Именно потому, что Тюренну хотелось решить дело сразу, одной битвой, австрийский полководец не кинулся с марша в бой, а угрожающим обходом заставил французскую армию сойти с укрепленных высот, втянул в маневрирование — и закружил…
Мир не видел еще действий, подобных тем, что совершали в кампании 1673 года австрийские войска, подгоняемые своим неистовым фельдмаршалом. Это не походило на обычные броски, маневры, удары, уклонения, из тех, что вынашиваются в генеральских умах, обсуждаются и просчитываются штабами, вычерчиваются в разных вариантах стрелками на картах. Это было гениальной импровизацией и вдохновенной игрой.

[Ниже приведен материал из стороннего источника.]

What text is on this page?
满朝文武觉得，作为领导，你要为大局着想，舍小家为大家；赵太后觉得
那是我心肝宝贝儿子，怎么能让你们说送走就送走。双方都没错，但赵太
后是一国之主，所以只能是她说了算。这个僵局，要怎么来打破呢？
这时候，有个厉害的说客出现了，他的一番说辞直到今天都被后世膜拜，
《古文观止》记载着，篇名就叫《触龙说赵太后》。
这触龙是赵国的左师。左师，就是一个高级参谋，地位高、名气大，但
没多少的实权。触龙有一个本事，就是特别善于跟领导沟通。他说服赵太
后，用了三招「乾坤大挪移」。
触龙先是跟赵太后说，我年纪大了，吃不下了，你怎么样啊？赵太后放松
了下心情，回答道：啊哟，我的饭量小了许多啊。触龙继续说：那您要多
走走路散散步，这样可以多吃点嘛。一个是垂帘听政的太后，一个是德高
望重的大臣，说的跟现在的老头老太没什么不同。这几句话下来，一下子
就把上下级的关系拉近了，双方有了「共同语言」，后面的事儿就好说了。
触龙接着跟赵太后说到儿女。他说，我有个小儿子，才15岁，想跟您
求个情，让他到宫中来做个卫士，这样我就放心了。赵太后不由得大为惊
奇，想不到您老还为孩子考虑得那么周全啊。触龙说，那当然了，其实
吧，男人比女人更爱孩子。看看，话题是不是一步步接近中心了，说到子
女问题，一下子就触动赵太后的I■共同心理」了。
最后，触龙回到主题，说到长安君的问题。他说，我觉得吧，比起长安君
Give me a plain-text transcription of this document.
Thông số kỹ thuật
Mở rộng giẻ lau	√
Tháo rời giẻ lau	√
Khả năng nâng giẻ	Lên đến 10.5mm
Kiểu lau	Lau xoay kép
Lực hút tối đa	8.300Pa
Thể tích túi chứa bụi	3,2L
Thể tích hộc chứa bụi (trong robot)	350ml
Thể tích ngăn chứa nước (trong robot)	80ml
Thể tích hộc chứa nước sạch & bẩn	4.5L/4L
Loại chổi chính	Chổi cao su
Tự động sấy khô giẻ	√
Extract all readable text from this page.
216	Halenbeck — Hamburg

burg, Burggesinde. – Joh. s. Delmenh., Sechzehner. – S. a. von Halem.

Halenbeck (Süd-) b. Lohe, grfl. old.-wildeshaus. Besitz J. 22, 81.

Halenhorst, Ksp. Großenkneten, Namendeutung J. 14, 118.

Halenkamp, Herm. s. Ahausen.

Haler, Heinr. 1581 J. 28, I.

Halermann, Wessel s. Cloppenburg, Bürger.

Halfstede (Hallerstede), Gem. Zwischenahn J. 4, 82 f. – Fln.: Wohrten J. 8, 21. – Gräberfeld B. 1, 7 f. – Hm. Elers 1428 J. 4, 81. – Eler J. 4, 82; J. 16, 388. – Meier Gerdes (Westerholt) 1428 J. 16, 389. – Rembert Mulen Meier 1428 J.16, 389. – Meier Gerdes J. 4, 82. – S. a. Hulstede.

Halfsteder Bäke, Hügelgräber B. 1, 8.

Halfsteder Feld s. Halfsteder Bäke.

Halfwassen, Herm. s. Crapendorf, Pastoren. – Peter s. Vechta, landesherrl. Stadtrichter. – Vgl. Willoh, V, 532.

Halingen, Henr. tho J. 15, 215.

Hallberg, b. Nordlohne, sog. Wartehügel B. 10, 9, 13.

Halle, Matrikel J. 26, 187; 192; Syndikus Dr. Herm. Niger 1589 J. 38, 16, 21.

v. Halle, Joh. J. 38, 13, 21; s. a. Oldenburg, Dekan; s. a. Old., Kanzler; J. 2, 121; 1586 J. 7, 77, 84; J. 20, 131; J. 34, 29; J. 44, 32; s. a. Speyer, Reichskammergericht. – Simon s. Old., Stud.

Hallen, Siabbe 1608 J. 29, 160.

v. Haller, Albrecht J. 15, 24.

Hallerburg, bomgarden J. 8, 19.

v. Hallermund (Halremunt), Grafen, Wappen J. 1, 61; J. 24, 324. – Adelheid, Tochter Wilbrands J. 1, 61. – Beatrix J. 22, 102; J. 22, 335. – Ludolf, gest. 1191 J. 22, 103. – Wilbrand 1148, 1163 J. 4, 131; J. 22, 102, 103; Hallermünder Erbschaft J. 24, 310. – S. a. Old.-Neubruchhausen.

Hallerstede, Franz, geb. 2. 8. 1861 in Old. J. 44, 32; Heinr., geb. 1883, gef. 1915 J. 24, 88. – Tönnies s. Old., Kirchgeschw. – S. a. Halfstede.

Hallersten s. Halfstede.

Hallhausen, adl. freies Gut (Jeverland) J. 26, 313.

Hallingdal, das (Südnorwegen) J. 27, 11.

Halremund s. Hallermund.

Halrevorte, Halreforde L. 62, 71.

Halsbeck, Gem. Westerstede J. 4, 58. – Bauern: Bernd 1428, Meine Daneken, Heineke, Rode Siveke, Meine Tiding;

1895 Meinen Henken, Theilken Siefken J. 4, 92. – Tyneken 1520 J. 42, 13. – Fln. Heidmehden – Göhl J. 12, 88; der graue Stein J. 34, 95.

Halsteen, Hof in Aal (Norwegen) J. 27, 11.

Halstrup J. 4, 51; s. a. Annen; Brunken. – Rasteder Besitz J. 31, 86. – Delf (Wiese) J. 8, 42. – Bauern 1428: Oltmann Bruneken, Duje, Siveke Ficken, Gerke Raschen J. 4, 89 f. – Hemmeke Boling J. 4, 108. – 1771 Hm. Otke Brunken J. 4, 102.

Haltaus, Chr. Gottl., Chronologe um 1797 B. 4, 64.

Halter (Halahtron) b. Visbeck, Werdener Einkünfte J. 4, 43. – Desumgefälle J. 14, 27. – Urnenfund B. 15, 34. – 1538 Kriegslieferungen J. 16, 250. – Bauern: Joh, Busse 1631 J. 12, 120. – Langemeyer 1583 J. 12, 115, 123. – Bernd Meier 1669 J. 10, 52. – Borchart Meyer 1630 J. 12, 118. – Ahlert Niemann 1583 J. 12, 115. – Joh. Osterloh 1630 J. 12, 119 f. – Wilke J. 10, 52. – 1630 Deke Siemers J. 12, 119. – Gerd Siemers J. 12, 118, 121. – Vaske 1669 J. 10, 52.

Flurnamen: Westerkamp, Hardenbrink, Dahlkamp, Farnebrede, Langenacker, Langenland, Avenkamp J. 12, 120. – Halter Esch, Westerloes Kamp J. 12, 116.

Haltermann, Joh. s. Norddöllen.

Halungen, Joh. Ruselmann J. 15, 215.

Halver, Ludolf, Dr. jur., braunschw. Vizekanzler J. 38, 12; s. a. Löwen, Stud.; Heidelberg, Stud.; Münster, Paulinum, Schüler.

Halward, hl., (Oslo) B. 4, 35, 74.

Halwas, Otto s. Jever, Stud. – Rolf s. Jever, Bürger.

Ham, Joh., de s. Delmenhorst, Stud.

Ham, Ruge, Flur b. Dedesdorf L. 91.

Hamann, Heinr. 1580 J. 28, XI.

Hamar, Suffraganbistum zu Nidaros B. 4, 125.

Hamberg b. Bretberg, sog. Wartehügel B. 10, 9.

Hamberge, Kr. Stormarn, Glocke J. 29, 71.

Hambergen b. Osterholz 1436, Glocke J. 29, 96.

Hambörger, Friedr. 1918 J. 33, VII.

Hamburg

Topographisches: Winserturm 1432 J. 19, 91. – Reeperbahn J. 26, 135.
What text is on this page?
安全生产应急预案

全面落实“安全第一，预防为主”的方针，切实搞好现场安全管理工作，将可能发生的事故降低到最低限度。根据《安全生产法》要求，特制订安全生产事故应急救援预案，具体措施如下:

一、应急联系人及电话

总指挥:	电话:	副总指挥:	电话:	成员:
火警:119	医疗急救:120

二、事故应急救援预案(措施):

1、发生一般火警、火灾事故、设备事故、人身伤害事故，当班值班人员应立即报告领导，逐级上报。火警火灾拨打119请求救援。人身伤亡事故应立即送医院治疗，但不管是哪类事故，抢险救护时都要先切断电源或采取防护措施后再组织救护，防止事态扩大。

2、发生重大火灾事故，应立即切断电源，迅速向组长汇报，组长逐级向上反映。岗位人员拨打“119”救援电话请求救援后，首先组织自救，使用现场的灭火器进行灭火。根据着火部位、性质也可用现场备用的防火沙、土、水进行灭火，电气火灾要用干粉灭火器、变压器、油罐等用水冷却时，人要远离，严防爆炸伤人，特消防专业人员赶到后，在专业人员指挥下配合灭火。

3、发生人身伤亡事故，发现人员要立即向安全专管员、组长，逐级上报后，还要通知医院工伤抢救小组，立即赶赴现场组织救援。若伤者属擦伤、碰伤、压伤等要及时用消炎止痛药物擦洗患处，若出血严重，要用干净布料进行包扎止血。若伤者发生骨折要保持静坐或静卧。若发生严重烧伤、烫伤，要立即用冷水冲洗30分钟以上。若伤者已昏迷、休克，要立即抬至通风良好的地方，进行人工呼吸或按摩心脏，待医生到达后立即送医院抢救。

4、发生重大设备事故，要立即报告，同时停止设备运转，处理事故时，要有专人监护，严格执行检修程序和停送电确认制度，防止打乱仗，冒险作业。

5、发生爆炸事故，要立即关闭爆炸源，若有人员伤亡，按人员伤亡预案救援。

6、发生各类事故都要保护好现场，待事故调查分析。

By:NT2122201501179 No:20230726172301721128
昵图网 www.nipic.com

Так испанский матадор на песке арены играет с быком. То отвлекает его внимание, то дразнит и разъяряет, наносит мелкие раны. Заставляет метаться, терять силы, всё больше и больше подчиняет своей воле. И наконец, испытывая уже почти нежность к обреченному, но всё еще опасному зверю, совершает последний молниеносный выпад смертельным клинком.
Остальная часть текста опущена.